US-Präsident Donald Trump und seine Regierung hatten dafür gesorgt, dass zum 30. September in den USA die Steuervergünstigung von 7.500 Dollar beim Kauf eines Elektroautos wegfiel. Tesla bescherte das im vergangenen Quartal bei den Auslieferungen einen überraschend starken Sprung auf 497.099 Fahrzeuge weltweit. Das war im Jahresvergleich ein Plus von 7,4 Prozent – nachdem die Verkäufe im ersten Halbjahr gefallen waren. Marktexperten gehen jedoch davon aus, dass mit vielen vorgezogenen Käufen der Absatz nun wieder unter Druck geraten dürfte.

Musk behauptet unterdessen, dass Autoverkäufe für Tesla künftig nicht mehr so wichtig sein würden, weil die Zukunft des Unternehmens bei Robotaxis und humanoiden Robotern liege.

Probleme mit den Türen

Ob im Zuge der Anpassungen auch die Probleme mit den Türschlössern angegangen werden, ging aus der Ankündigung nicht hervor. Grundsätzlich will Tesla nach Kritik und Behörden-Untersuchungen dafür sorgen, dass sich die Türschlösser der Elektroautos in Notsituationen leichter öffnen lassen. Die Idee, die elektronische und die mechanische Schließtechnik an einem Knopf zu kombinieren, „ergibt eine Menge Sinn“, sagte Teslas Chefdesigner Franz von Holzhausen in einem Podcast des Finanzdienstes Bloomberg. Damit könnten Türen von Insassen „in Panik-Situationen“ intuitiver geöffnet werden, erklärte er.

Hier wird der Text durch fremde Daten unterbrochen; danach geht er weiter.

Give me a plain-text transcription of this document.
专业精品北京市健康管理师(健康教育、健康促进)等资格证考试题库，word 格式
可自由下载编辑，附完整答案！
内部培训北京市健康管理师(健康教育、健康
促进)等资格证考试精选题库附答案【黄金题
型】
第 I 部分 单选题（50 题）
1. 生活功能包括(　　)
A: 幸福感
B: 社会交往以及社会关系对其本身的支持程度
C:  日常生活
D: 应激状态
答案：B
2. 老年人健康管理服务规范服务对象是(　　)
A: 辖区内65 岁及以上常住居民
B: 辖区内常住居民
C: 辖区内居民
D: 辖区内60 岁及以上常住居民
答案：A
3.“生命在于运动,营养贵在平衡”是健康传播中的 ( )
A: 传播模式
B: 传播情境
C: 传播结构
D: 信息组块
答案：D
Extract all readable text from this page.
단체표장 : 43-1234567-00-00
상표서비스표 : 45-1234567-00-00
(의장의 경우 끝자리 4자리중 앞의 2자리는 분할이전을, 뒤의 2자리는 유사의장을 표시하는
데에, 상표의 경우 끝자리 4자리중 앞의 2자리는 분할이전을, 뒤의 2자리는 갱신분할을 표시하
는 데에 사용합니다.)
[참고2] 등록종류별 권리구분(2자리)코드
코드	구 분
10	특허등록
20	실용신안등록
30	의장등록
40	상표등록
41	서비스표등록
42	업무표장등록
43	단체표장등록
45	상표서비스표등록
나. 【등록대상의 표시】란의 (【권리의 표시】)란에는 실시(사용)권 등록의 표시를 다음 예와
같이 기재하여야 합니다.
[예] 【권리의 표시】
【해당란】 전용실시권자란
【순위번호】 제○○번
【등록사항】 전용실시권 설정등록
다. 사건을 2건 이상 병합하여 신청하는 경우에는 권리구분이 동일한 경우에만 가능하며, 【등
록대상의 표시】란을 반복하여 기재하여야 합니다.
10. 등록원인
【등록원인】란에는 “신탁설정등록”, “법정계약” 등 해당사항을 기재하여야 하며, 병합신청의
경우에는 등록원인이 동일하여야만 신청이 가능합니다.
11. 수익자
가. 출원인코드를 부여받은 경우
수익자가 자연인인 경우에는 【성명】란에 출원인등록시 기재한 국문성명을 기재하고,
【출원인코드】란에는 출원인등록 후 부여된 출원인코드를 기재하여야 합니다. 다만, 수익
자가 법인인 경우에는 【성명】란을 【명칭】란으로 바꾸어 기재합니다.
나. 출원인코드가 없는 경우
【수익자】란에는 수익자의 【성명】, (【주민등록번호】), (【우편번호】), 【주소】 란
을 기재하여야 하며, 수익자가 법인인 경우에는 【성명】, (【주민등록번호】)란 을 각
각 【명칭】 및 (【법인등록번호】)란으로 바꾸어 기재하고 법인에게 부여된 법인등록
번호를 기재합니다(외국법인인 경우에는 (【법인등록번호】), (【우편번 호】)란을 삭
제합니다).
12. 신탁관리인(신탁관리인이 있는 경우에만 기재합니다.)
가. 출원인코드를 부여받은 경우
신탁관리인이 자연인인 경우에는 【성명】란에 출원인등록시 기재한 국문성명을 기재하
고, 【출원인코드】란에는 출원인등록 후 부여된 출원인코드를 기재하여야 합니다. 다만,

Tesla hatte sich beim Design für versenkbare Türgriffe außen und einen Knopf zur Öffnung innen entschieden. Die Türen werden unter normalen Umständen elektrisch geöffnet. Fällt die Stromversorgung jedoch zum Beispiel bei einem Unfall aus, müssen Insassen mechanische Türöffner wie Hebel oder Seile finden und betätigen. Von Modell zu Modell unterschiedlich können sie sich hinter Türverkleidungen oder unterhalb von Sitzen befinden. Helfer bei mehreren Unfällen mit Fahrzeugbränden berichteten von Problemen, zu den Insassen zu kommen.